Морлену во всем сопутствовала удача, подумал Индол, разливая бренди, стараясь спрятать зависть и распаляясь гневом на собственных слуг, куда-то подевавшихся. Поскольку прислуживать им было некому, лорд Индол был вынужден изображать, что в подобном уединении встречается с Морленом по собственной воле. И хотя Индол презрительно относился к суеверным фантазиям слуг, он знал, что говорили о Морлене. Когда он смотрит тебе в глаза, то может прочесть все твои мысли. Если он хоть однажды заглянет в твои глаза, то после сможет являться во снах. Бесспорная ерунда, однако Индол поймал себя на том, что старается уклониться от жесткого взгляда Морлена. Переговоры шли туго. Морлен недавно приобрел в Мантеди торговый причал, через который Индол ввозил в Сливию вина. «Причал этот мне следовало купить еще десять лет назад». Но Морлен не только поднял плату за пользование портом, он еще и намекнул, что рассчитывает купить у Индола двух его рабов.
— Очень хорошо, лорд Морлен, — проговорил Индол. — Раз уж вы так настаиваете на Маэве, могу согласиться на предложенные вами пятьдесят диланов, и в придачу вы получите Девина.
— Вы вынудили меня назначить за нее чрезвычайно высокую цену, господин, и у меня разыгралось любопытство.
— Должно быть, не только любопытство. — Желудок Индола заныл, и он попытался украдкой помассировать его.
— Для чего же вы приберегали ее, лорд Индол? Вы намеревались сделать ее сентесанкой?
Индолу не хотелось признаваться в том, насколько его смущало происхождение девушки. Время от времени он подумывал, не возвести ли ее в сан знатной дамы, как только она достигнет определенного возраста. Однако такой поступок подразумевал великую обиду лорду Эрингу — тот не скрывал, что не хочет ни видеть, ни слышать о своей дочери или ее ребенке. А лорд Эринг был приближенным императора. И потому Индол оставил Маэву массажисткой в своей бане, где о ней и позаботятся, и уберегут от неприятностей. «Я попытался выбросить ее из памяти, а теперь ей уже ничем нельзя помочь».
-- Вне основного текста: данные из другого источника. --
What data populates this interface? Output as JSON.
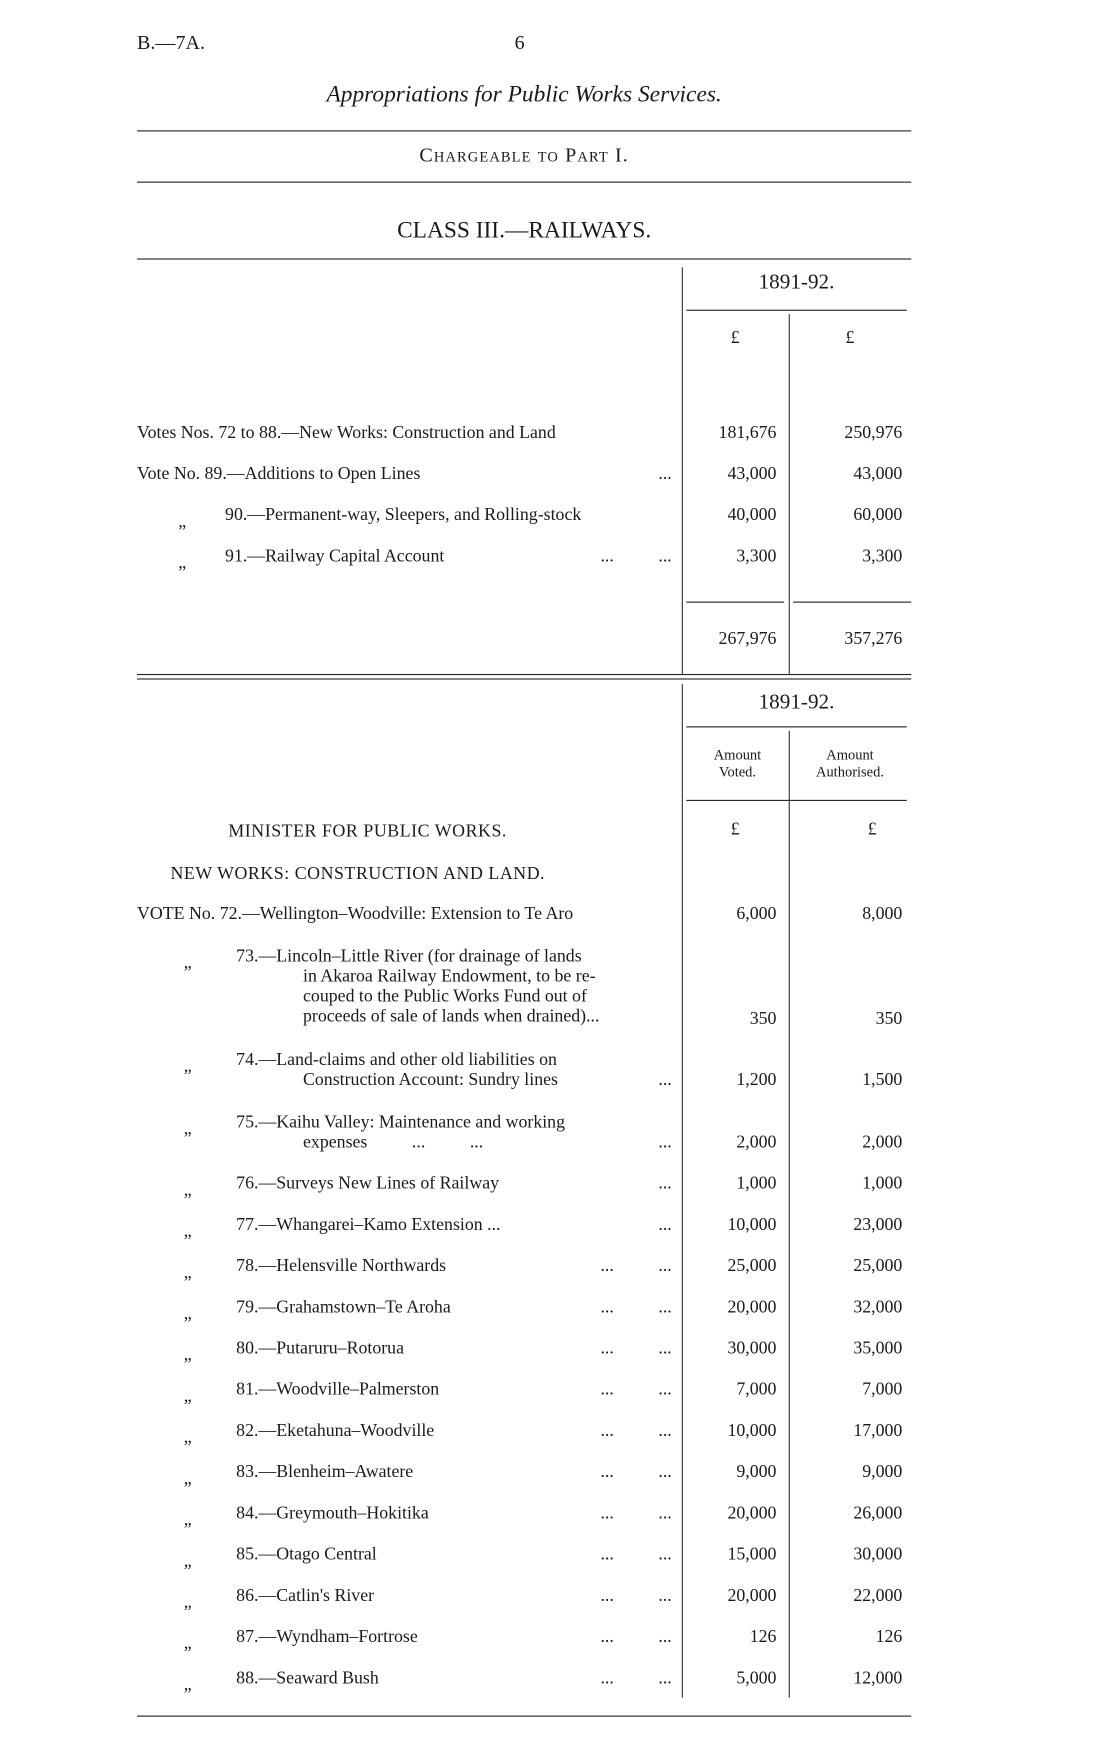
{
  "header": {
    "ref": "B.—7A.",
    "page": "6"
  },
  "title": "Appropriations for Public Works Services.",
  "chargeable": "Chargeable to Part I.",
  "class_title": "CLASS III.—RAILWAYS.",
  "summary": {
    "year": "1891-92.",
    "currency": [
      "£",
      "£"
    ],
    "rows": [
      {
        "ditto": "",
        "label": "Votes Nos. 72 to 88.—New Works: Construction and Land",
        "dots": "",
        "voted": "181,676",
        "authorised": "250,976"
      },
      {
        "ditto": "",
        "label": "Vote No. 89.—Additions to Open Lines",
        "dots": "...",
        "voted": "43,000",
        "authorised": "43,000"
      },
      {
        "ditto": "„",
        "label": "90.—Permanent-way, Sleepers, and Rolling-stock",
        "dots": "",
        "voted": "40,000",
        "authorised": "60,000"
      },
      {
        "ditto": "„",
        "label": "91.—Railway Capital Account",
        "dots": "...          ...",
        "voted": "3,300",
        "authorised": "3,300"
      }
    ],
    "totals": {
      "voted": "267,976",
      "authorised": "357,276"
    }
  },
  "detail": {
    "year": "1891-92.",
    "col_voted": "Amount Voted.",
    "col_authorised": "Amount Authorised.",
    "currency": [
      "£",
      "£"
    ],
    "minister": "MINISTER FOR PUBLIC WORKS.",
    "section": "NEW WORKS: CONSTRUCTION AND LAND.",
    "rows": [
      {
        "ditto": "",
        "label": "VOTE No. 72.—Wellington–Woodville: Extension to Te Aro",
        "dots": "",
        "voted": "6,000",
        "authorised": "8,000"
      },
      {
        "ditto": "„",
        "label": "73.—Lincoln–Little River (for drainage of lands",
        "cont": [
          "in Akaroa Railway Endowment, to be re-",
          "couped to the Public Works Fund out of",
          "proceeds of sale of lands when drained)..."
        ],
        "dots": "",
        "voted": "350",
        "authorised": "350"
      },
      {
        "ditto": "„",
        "label": "74.—Land-claims and other old liabilities on",
        "cont": [
          "Construction Account: Sundry lines"
        ],
        "dots": "...",
        "voted": "1,200",
        "authorised": "1,500"
      },
      {
        "ditto": "„",
        "label": "75.—Kaihu Valley: Maintenance and working",
        "cont": [
          "expenses          ...          ..."
        ],
        "dots": "...",
        "voted": "2,000",
        "authorised": "2,000"
      },
      {
        "ditto": "„",
        "label": "76.—Surveys New Lines of Railway",
        "dots": "...",
        "voted": "1,000",
        "authorised": "1,000"
      },
      {
        "ditto": "„",
        "label": "77.—Whangarei–Kamo Extension ...",
        "dots": "...",
        "voted": "10,000",
        "authorised": "23,000"
      },
      {
        "ditto": "„",
        "label": "78.—Helensville Northwards",
        "dots": "...          ...",
        "voted": "25,000",
        "authorised": "25,000"
      },
      {
        "ditto": "„",
        "label": "79.—Grahamstown–Te Aroha",
        "dots": "...          ...",
        "voted": "20,000",
        "authorised": "32,000"
      },
      {
        "ditto": "„",
        "label": "80.—Putaruru–Rotorua",
        "dots": "...          ...",
        "voted": "30,000",
        "authorised": "35,000"
      },
      {
        "ditto": "„",
        "label": "81.—Woodville–Palmerston",
        "dots": "...          ...",
        "voted": "7,000",
        "authorised": "7,000"
      },
      {
        "ditto": "„",
        "label": "82.—Eketahuna–Woodville",
        "dots": "...          ...",
        "voted": "10,000",
        "authorised": "17,000"
      },
      {
        "ditto": "„",
        "label": "83.—Blenheim–Awatere",
        "dots": "...          ...",
        "voted": "9,000",
        "authorised": "9,000"
      },
      {
        "ditto": "„",
        "label": "84.—Greymouth–Hokitika",
        "dots": "...          ...",
        "voted": "20,000",
        "authorised": "26,000"
      },
      {
        "ditto": "„",
        "label": "85.—Otago Central",
        "dots": "...          ...",
        "voted": "15,000",
        "authorised": "30,000"
      },
      {
        "ditto": "„",
        "label": "86.—Catlin's River",
        "dots": "...          ...",
        "voted": "20,000",
        "authorised": "22,000"
      },
      {
        "ditto": "„",
        "label": "87.—Wyndham–Fortrose",
        "dots": "...          ...",
        "voted": "126",
        "authorised": "126"
      },
      {
        "ditto": "„",
        "label": "88.—Seaward Bush",
        "dots": "...          ...",
        "voted": "5,000",
        "authorised": "12,000"
      }
    ]
  }
}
— Мне не нравилась сама мысль — отдавать в сентесанки внучку лорда Эринга.
Морлен явно заинтересовался:
— Так она внучка лорда?
— Да. Ее мать — дочь лорда Эринга.
— В самом деле? И что же с ней произошло?
Лорд Индол поежился.
— Отец замарал ей лицо и отослал в рабство. Я купил ее из милосердия, потому что был знаком с Лилой Прекрасной.